Je n'avais pas dit un mot depuis la cave.
Le chauffeur, un soldat de bas rang nommé Rocco, me regarda dans le rétroviseur.
« Ça va derrière ? » demanda-t-il, le front plissé. « Tu as l'air pâle. »
Je ne répondis pas.
Je regardai simplement le pont qui approchait.
Je vis le flash un instant avant d'entendre le son.
Un lance-roquettes.
Il frappa la voiture de tête.
L'explosion secoua le sol sous nous.
Notre chauffeur freina brusquement.
Le SUV dérapa, les pneus crissant contre le bitume.

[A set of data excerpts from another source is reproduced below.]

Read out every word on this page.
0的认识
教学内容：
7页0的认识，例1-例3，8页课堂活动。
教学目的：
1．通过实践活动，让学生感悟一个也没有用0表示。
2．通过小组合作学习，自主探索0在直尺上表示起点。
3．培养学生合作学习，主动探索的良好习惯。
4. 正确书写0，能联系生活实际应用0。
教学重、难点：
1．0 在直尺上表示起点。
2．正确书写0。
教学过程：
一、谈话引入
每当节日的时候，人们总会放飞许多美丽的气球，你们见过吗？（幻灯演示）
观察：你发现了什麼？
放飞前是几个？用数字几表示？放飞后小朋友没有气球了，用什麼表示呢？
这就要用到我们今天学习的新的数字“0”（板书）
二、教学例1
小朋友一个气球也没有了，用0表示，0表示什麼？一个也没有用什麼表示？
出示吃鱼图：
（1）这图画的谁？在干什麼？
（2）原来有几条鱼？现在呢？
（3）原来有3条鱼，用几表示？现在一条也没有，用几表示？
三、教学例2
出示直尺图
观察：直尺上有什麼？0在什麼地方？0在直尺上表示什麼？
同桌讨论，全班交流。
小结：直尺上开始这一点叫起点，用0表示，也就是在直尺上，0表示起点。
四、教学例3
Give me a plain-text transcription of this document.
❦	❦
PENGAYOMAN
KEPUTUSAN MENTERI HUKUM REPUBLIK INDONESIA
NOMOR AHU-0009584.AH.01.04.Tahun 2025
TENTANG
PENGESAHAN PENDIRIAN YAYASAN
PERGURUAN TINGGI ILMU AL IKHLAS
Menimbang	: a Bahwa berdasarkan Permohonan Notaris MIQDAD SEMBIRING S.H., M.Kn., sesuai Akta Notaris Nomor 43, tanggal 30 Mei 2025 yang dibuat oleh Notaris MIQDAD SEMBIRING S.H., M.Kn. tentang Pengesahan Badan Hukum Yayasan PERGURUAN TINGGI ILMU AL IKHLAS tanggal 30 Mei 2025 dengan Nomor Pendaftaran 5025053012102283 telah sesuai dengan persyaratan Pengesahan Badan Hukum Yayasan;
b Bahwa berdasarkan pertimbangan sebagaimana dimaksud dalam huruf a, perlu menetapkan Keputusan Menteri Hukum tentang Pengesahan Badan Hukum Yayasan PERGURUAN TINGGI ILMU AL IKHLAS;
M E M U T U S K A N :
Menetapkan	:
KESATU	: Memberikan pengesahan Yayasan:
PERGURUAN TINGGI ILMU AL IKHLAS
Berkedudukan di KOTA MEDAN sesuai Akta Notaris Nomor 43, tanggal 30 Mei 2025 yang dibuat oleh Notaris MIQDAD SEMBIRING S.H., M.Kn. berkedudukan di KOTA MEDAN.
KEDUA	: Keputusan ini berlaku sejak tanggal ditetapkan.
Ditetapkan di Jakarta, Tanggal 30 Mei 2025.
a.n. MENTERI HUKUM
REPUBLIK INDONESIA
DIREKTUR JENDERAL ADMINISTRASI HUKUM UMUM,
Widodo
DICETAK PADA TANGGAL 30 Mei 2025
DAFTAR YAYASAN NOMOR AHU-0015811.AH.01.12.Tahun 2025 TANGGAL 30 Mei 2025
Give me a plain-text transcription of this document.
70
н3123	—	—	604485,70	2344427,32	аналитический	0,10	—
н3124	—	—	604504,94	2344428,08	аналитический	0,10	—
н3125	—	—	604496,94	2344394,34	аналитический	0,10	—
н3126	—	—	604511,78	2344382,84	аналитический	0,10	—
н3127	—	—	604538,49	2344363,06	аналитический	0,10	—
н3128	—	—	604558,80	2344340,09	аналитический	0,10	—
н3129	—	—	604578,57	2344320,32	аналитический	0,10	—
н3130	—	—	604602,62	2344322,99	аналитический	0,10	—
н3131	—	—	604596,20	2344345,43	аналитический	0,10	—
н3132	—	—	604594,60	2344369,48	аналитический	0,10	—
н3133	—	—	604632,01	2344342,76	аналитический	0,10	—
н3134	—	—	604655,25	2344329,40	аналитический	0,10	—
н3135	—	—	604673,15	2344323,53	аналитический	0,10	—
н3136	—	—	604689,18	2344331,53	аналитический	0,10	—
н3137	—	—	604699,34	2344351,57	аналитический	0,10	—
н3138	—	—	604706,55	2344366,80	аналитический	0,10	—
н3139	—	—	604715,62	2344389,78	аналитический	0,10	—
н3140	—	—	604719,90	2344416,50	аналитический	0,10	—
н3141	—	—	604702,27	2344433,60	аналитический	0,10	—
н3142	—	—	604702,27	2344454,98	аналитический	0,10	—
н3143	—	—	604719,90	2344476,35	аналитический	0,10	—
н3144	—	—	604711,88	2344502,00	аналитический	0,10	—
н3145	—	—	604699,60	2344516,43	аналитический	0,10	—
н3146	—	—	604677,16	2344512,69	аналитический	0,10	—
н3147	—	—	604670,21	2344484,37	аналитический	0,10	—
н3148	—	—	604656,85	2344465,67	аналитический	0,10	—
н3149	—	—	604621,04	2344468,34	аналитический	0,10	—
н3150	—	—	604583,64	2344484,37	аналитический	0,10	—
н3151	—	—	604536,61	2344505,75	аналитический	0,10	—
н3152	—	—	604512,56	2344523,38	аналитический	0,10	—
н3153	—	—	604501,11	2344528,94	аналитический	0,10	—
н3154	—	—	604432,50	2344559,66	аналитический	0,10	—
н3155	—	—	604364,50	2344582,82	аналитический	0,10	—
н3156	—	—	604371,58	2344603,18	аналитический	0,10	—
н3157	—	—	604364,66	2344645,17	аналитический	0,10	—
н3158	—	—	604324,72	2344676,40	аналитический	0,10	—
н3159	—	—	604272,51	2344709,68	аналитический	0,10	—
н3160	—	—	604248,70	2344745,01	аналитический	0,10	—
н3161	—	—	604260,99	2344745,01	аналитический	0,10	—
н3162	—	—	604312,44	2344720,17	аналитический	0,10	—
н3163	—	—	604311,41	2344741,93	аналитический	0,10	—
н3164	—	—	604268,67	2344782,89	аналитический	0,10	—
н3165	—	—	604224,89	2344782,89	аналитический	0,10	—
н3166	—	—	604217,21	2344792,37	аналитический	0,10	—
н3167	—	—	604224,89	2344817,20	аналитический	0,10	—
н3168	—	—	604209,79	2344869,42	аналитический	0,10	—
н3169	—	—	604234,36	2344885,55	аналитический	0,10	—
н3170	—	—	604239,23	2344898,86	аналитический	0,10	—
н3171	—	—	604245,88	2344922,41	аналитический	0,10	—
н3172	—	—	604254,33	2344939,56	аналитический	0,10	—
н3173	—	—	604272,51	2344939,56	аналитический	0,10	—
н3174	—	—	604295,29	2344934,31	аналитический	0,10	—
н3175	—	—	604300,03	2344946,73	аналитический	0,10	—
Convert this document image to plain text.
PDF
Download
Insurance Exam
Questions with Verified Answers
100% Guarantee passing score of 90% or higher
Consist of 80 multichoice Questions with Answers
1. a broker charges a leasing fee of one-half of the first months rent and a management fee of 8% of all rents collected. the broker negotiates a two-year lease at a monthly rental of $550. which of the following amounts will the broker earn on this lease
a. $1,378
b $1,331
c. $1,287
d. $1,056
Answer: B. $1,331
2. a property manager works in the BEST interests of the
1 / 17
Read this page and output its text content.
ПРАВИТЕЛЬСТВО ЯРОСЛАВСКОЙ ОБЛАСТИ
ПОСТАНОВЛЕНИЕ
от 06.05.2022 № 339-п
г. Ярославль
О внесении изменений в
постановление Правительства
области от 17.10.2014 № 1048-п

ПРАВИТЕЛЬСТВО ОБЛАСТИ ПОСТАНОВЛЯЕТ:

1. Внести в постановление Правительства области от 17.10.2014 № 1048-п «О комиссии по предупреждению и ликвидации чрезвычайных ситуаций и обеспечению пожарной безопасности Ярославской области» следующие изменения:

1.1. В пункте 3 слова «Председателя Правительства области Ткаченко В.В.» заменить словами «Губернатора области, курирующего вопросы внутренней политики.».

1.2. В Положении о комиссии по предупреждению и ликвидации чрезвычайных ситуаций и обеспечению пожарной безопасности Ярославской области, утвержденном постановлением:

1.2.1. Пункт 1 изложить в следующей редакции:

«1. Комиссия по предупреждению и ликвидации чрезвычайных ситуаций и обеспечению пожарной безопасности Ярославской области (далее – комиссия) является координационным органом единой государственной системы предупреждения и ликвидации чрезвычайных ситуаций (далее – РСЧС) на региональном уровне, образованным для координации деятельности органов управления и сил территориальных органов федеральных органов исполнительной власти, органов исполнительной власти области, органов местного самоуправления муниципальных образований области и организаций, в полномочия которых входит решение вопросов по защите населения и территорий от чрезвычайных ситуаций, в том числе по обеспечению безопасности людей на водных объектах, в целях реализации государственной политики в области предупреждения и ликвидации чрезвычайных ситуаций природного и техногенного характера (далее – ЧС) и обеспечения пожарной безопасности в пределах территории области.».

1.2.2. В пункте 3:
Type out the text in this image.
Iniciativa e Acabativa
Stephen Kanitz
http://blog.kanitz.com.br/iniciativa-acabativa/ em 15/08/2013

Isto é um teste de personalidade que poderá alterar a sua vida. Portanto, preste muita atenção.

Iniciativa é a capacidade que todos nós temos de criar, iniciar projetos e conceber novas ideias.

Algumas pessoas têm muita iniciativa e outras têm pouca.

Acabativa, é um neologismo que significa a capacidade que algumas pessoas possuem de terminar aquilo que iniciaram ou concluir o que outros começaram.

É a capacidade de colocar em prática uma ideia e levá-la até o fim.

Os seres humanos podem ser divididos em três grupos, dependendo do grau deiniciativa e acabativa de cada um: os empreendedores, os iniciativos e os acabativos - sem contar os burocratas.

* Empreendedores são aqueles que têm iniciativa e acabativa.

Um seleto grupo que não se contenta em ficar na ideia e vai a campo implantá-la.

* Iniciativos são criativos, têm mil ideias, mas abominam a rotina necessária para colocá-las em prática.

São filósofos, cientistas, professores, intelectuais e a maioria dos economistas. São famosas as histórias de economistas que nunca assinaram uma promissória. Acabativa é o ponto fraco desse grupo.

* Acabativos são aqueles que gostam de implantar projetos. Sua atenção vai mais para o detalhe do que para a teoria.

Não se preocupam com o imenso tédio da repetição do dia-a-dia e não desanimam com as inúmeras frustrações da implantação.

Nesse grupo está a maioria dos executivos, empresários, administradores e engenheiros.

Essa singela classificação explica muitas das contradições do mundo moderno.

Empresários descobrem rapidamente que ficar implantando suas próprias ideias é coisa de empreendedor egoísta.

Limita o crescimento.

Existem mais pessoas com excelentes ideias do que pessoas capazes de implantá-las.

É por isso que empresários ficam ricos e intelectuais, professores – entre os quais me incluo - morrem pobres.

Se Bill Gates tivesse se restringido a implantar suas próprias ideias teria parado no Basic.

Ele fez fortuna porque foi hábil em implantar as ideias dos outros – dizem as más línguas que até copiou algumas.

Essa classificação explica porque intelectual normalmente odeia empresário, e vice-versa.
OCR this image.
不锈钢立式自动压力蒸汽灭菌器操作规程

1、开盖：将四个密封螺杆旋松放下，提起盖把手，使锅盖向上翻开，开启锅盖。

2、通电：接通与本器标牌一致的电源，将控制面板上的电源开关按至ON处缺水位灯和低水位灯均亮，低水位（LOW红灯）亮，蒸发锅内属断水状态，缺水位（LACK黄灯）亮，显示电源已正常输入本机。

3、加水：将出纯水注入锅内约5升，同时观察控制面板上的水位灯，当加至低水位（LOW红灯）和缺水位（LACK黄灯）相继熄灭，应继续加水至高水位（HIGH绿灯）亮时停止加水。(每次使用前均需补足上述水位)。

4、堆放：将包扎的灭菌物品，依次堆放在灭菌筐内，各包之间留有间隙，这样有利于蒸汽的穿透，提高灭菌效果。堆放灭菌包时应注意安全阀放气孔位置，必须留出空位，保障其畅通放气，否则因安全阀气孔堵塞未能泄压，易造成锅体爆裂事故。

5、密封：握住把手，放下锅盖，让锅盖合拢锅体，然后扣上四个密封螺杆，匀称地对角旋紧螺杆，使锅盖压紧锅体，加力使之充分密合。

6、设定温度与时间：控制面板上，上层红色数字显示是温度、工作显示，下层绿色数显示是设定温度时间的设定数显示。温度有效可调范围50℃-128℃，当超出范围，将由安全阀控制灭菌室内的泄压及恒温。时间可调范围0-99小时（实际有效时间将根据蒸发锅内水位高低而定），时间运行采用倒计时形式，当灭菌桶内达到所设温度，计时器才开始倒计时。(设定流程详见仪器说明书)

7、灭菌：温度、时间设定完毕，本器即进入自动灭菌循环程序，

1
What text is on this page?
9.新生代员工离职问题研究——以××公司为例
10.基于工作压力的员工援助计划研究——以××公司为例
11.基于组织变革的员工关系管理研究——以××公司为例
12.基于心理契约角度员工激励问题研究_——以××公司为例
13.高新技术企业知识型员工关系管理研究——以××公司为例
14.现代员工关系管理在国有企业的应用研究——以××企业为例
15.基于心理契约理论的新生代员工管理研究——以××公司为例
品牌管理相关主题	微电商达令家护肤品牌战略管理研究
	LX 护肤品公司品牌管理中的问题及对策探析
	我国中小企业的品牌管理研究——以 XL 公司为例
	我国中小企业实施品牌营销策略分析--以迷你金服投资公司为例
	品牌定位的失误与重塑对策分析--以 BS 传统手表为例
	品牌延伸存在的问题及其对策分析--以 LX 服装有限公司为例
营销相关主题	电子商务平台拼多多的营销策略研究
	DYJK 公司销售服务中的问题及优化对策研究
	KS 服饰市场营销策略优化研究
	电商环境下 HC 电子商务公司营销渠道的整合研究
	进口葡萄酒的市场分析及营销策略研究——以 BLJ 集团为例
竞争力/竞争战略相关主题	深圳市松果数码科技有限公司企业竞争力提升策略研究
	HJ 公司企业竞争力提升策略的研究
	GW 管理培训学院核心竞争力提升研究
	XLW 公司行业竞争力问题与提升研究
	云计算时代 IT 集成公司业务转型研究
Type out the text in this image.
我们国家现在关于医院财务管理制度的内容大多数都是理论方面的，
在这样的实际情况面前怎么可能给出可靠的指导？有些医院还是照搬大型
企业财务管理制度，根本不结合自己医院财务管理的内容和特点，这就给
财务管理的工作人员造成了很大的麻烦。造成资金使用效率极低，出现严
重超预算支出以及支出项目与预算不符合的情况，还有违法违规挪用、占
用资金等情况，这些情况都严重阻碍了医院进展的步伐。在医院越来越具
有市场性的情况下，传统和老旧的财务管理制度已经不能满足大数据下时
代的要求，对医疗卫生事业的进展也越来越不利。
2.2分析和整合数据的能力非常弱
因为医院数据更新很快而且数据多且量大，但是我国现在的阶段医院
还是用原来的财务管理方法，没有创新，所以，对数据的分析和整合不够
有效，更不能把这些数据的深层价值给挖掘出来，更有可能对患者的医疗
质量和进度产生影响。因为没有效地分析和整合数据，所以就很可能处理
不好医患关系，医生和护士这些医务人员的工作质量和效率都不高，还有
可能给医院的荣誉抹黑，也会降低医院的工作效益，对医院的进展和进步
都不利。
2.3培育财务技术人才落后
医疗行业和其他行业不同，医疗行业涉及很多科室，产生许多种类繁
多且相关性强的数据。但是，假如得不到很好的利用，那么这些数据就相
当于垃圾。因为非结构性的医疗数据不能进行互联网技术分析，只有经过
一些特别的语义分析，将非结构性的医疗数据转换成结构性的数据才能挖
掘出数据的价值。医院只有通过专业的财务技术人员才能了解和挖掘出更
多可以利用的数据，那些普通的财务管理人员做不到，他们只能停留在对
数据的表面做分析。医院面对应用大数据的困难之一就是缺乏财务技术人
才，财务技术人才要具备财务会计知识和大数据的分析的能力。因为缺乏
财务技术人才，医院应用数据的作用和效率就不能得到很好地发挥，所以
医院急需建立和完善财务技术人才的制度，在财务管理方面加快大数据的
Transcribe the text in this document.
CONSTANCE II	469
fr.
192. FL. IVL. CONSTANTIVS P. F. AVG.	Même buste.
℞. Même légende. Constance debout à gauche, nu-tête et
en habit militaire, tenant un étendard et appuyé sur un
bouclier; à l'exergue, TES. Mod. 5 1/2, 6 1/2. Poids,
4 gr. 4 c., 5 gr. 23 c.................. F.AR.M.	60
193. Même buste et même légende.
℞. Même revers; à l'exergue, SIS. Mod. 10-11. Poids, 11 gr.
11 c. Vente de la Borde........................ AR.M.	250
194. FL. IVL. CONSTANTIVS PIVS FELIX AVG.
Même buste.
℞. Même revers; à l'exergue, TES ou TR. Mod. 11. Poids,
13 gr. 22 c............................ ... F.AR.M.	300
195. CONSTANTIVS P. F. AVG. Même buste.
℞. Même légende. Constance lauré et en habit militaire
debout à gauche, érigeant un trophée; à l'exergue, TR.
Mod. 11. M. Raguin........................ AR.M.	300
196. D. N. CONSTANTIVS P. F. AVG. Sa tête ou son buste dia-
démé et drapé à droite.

Une autre explosion frappa l'asphalte juste devant nous.
La voiture se retourna.
Le verre se brisa en un million de diamants. Le métal gémit comme une bête mourante.
Le monde tourna.
Nous fîmes un tonneau. Deux.
Nous atterrîmes sur le toit.
J'étais suspendue par ma ceinture de sécurité, la gravité tirant sur mon corps blessé.
Ma tête martelait. Du sang coulait, chaud et épais, dans mes yeux.
Je regardai à l'avant. Rocco était mort. Son cou était brisé à un angle contre nature.
J'essayai de me détacher, mais le mécanisme était bloqué.
Des coups de feu éclatèrent à l'extérieur.
Une symphonie chaotique de balles.
Je vis des bottes sur le bitume à travers la brume.
Puis je vis Enzo.
Il avait sorti Chiara de la voiture de tête en feu.
Son visage était couvert de suie.
Il la portait, protégeant son corps avec le sien.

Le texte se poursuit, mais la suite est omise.